Biography: Connie Chang-Hasnain is the John R. Whinnery Chair Professor in the Electrical Engineering and Computer Sciences Department at the University of California, Berkeley.  She received her Ph.D. from the same university in 1987. Prior to joining the Berkeley faculty, Dr. Chang-Hasnain was a member of the technical staff at Bellcore (1987–1992) and an Assistant professor of Electrical Engineering at Stanford University (1992–1996).  She currently serves as Chair of the Nanoscale Science and Engineering (NSE) Graduate Group and is Chang Jiang Scholar Endowed Chair Professor at Tsinghua University, China since 2009.
Prof. Chang-Hasnain’s research interests have been in vertical cavity surface emitting lasers, MEMS tunable optoelectronic devices and nanostructured   materials and nano-optoelectronic devices.  She received numerous awards for her research contributions, including 2011 IEEE David Sarnoff Award for for pioneering contributions to VCSEL arrays and tunable VCSELs, 2009 Guggenheim  Memorial Fellowship, 2009 Humboldt Research Award, 2007 Nick Holonyak Jr Award from the Optical Society of America, and 2003 IEEE William Streifer Scientific Achievement Award. Since 2007, she is the Editor-in-Chief of the Journal of Lightwave Technology.

Abstract: The integration of many photonic components on a single chip has been shown to improve the efficiency of both transmitter and receiver systems as well as their size, weight and overall power consumption. As the technology has improved the performance is now also exceeding that of discrete solutions in   many cases. Many years ago a key driver for photonic integration was the enhanced receiver sensitivity achievable in coherent communication systems. Somewhat ironically, as the need for more spectral efficiency, spectral selectivity, overall system efficiency, and cost have become critical issues today, coherent communication and sensor systems now again look to integrated coherent solutions. In this presentation we explore recent  developments.

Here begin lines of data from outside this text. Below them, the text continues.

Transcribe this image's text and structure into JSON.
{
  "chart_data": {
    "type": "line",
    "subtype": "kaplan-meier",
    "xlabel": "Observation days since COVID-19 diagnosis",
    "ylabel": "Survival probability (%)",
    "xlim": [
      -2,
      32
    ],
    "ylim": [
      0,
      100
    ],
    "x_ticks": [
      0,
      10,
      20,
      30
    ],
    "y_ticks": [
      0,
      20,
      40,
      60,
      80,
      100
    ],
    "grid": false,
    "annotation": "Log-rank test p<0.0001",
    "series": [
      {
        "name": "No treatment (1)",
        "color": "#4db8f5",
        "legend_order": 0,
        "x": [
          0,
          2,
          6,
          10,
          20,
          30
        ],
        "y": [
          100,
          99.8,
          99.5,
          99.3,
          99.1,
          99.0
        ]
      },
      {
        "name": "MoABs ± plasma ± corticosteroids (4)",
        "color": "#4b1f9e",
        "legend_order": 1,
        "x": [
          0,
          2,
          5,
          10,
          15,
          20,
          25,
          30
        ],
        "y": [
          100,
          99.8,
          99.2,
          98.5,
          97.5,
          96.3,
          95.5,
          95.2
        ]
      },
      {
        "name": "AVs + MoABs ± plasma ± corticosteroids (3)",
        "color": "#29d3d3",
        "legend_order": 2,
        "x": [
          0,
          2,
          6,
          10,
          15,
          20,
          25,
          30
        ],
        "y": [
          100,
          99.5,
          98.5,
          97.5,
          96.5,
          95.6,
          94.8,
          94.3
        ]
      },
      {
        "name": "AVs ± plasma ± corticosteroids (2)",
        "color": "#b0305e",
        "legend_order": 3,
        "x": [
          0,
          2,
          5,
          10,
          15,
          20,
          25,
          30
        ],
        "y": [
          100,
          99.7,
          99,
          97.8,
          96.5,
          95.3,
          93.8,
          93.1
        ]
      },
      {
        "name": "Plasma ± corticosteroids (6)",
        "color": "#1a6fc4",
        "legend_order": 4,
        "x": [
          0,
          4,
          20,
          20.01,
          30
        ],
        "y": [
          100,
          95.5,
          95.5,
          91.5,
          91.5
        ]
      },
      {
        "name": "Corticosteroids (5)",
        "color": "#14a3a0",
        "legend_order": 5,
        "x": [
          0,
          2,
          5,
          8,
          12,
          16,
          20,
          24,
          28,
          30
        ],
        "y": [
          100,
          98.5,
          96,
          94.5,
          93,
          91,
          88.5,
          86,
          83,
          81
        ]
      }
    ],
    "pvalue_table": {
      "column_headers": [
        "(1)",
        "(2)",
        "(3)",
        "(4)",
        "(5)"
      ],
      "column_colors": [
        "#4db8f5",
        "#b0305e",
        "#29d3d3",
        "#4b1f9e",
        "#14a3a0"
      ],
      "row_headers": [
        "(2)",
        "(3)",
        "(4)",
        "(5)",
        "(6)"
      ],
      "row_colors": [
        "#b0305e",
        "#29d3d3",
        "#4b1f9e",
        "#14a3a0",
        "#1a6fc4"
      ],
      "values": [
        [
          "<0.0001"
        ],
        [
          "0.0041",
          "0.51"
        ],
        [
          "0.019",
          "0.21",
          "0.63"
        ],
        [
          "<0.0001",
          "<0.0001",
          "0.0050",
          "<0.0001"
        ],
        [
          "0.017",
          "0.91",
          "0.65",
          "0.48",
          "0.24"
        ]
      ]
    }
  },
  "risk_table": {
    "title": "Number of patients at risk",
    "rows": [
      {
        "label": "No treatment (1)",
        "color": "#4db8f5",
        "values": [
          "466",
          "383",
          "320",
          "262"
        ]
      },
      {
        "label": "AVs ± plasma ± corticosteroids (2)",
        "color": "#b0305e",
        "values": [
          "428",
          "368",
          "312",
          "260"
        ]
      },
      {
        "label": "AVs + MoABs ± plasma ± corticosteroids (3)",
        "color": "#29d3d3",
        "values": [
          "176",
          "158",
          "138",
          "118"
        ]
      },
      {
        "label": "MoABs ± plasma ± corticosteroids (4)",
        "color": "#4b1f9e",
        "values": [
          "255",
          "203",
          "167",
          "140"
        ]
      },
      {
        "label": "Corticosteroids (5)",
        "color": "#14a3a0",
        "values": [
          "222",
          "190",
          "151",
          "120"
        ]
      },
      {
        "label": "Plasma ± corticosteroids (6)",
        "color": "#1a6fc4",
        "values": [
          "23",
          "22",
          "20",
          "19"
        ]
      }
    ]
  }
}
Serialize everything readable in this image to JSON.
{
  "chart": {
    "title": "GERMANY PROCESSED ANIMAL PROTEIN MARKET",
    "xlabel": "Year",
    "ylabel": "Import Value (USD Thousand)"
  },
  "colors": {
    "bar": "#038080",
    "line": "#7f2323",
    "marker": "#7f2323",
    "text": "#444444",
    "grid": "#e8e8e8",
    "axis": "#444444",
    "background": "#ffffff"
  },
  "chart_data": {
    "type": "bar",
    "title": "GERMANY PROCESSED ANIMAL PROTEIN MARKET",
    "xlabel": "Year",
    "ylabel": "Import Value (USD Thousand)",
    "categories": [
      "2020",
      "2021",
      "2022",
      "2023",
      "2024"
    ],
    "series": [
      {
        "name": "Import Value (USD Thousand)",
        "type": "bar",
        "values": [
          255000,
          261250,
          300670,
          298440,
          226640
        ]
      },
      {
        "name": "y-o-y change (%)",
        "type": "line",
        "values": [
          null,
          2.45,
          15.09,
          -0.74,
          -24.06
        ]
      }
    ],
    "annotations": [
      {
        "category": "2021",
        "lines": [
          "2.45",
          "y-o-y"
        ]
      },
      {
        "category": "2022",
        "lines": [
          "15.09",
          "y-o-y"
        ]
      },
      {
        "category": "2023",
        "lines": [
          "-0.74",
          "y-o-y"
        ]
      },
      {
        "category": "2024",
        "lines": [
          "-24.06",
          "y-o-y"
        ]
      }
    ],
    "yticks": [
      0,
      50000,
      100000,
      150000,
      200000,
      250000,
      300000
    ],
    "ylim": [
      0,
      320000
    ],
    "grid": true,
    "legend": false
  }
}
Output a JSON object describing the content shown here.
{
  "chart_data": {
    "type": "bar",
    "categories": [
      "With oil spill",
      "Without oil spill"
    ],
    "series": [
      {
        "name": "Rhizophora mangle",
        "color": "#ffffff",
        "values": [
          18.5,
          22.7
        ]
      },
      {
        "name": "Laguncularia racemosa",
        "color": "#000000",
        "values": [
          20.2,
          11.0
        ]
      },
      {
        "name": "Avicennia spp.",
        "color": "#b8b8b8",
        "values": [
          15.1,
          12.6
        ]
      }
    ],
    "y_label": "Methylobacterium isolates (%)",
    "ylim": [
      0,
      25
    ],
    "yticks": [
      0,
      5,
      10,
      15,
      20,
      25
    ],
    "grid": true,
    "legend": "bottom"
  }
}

Biography: Larry A. Coldren is the Fred Kavli Professor of Optoelectronics and Sensors and Acting Richard A. Auhll Dean of Engineering at the University of California, Santa Barbara, CA.  After receiving his Ph.D. Electrical Engineering from Stanford University and spending 13 years in research at Bell Laboratories, he joined UC-Santa Barbara in 1984 where he now holds appointments in Materials and Electrical & Computer Engineering.  In 1990 he co-founded Optical Concepts,  later acquired as Gore Photonics, to develop novel VCSEL technology; and in 1998 he co-founded Agility Communications, later acquired by JDSU, to develop widely-tunable integrated transmitters.
At Bell Labs Coldren worked on surface-acoustic-wave filters and later on tunable coupled-cavity lasers using novel reactive-ion etching (RIE) technology. At UCSB he continued work on multiple-section tunable lasers, in 1988 inventing the widely-tunable multi-element mirror concept, which is now used in numerous commercial products.  Near this same time, he also made seminal contributions to efficient vertical-cavity surface-emitting laser (VCSEL) designs that continue to be implemented in practical devices.  More recently, Prof. Coldren’s group has developed high-performance InP-based photonic integrated circuits (PICs) as well as high-speed VCSELs, and they continue to advance the underlying materials growth and fabrication technologies.  
Professor Coldren has authored or co-authored over a thousand journal and conference papers, a number of book chapters, a textbook, and has been issued 64 patents. He has presented dozens of invited and plenary talks at major conferences, he is a Fellow of the IEEE, OSA, and IEE, a recipient of the 2004 John Tyndall and 2009 Aron Kressel Awards, and a member of the National Academy of Engineering.